Nearly 5 years ago, as my mother lay dying in a hospital bed in Georgia, I found myself singing to her: Precious Lord, take my hand, lead me on, let me stand… In those five long days that we waited for her death, songs and music brought us comfort. I’m confident they brought her some comfort too.  Even as her condition deteriorated and she slipped into a coma, the familiar songs of her faith eased her breathing and seemed, even if just a little, to remind all of us of the faith we shared in that hospital room–that what we were swiftly approaching (and too soon) wasn’t the end of the story.

All of that to say, even in the midst of the heartbreak of the last week’s bombings (and the celebrations of last week’s advancements), we find music central. We find that creating music together, singing songs together, is a testament to God’s creative power and a unifying force in times that seem to grow more divisive day by day.

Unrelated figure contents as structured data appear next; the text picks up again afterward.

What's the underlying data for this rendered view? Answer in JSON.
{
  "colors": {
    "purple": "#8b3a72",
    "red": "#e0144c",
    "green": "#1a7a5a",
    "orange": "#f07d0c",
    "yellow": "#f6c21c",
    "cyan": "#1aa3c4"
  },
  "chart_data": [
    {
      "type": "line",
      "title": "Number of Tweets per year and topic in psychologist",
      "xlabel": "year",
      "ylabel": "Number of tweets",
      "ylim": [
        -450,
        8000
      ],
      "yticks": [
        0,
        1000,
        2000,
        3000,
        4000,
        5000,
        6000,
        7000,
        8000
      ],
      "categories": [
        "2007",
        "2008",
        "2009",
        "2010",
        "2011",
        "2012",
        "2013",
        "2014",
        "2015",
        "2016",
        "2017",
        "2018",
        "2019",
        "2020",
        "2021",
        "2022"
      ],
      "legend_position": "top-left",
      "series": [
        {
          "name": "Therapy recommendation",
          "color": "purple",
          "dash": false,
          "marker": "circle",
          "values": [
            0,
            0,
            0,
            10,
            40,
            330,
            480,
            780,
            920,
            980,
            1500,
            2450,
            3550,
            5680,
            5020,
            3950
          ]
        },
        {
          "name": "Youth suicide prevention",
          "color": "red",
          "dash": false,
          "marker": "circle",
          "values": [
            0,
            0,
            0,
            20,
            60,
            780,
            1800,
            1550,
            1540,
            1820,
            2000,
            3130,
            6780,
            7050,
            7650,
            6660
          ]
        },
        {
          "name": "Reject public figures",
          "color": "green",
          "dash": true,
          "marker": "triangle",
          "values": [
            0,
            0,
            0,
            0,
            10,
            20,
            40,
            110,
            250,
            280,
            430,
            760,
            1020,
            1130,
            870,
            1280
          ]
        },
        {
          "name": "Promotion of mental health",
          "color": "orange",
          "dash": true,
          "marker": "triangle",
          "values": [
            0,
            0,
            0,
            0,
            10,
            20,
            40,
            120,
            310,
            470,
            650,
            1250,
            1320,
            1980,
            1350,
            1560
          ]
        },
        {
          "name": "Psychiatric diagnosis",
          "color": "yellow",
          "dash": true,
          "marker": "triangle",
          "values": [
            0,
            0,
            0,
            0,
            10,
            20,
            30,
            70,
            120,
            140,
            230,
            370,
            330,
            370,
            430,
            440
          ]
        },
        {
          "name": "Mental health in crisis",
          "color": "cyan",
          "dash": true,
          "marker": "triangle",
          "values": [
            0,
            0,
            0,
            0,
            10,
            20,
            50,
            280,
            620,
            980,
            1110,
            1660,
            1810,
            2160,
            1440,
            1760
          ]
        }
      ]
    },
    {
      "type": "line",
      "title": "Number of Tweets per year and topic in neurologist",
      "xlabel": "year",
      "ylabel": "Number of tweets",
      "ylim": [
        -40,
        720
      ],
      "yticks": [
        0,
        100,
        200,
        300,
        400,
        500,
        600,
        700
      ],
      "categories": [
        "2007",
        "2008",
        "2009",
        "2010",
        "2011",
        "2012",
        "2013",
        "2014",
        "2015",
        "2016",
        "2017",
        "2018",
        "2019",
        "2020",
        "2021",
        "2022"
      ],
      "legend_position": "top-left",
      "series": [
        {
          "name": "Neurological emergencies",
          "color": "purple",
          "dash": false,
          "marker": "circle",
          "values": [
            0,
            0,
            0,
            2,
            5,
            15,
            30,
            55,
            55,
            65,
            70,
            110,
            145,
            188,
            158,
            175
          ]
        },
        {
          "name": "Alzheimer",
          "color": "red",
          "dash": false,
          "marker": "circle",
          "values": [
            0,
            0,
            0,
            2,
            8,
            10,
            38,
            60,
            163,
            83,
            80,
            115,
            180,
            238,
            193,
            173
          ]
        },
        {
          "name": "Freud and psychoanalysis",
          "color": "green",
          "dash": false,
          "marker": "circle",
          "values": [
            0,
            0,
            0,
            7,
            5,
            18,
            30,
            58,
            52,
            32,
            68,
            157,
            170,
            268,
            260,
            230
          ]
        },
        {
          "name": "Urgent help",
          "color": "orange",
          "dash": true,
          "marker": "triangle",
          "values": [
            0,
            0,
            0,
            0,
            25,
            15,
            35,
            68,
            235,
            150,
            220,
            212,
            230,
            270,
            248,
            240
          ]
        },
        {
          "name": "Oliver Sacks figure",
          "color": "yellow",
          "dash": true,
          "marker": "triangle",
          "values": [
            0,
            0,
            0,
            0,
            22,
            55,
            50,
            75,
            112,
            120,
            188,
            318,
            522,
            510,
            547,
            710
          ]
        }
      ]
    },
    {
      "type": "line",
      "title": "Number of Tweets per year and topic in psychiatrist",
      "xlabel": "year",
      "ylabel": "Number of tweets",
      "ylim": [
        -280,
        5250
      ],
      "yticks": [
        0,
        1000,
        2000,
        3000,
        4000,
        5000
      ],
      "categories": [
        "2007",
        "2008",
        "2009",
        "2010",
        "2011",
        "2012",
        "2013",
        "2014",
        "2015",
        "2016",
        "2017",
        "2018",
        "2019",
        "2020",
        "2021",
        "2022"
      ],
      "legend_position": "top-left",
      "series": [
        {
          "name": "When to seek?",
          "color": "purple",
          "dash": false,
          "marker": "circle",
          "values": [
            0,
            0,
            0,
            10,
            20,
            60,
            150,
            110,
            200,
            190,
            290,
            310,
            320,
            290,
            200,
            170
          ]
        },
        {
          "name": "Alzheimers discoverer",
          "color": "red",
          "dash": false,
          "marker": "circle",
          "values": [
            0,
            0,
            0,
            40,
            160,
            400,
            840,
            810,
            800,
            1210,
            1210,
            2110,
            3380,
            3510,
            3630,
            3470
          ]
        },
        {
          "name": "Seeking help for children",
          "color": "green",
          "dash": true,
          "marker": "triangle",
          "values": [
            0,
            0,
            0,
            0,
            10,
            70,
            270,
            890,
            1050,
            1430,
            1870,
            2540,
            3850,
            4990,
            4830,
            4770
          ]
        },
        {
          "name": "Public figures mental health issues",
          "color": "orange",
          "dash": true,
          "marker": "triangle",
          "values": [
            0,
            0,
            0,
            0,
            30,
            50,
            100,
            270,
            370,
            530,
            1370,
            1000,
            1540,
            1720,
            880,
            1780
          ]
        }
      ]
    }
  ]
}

So I suppose this is really an invitation. It’s an invitation to sing, to invite others to join our singing. And with our voices raised, we will be reminded that there is something more that connects us all–that there is something deeper that holds us together.  And, at the risk of being cliché (too late, it seems!), the One who holds us together is far, far greater than the one who strives to tear us apart. May we be held together and in all we say and do and encounter, may we continue to wonder how it is that we can keep from singing.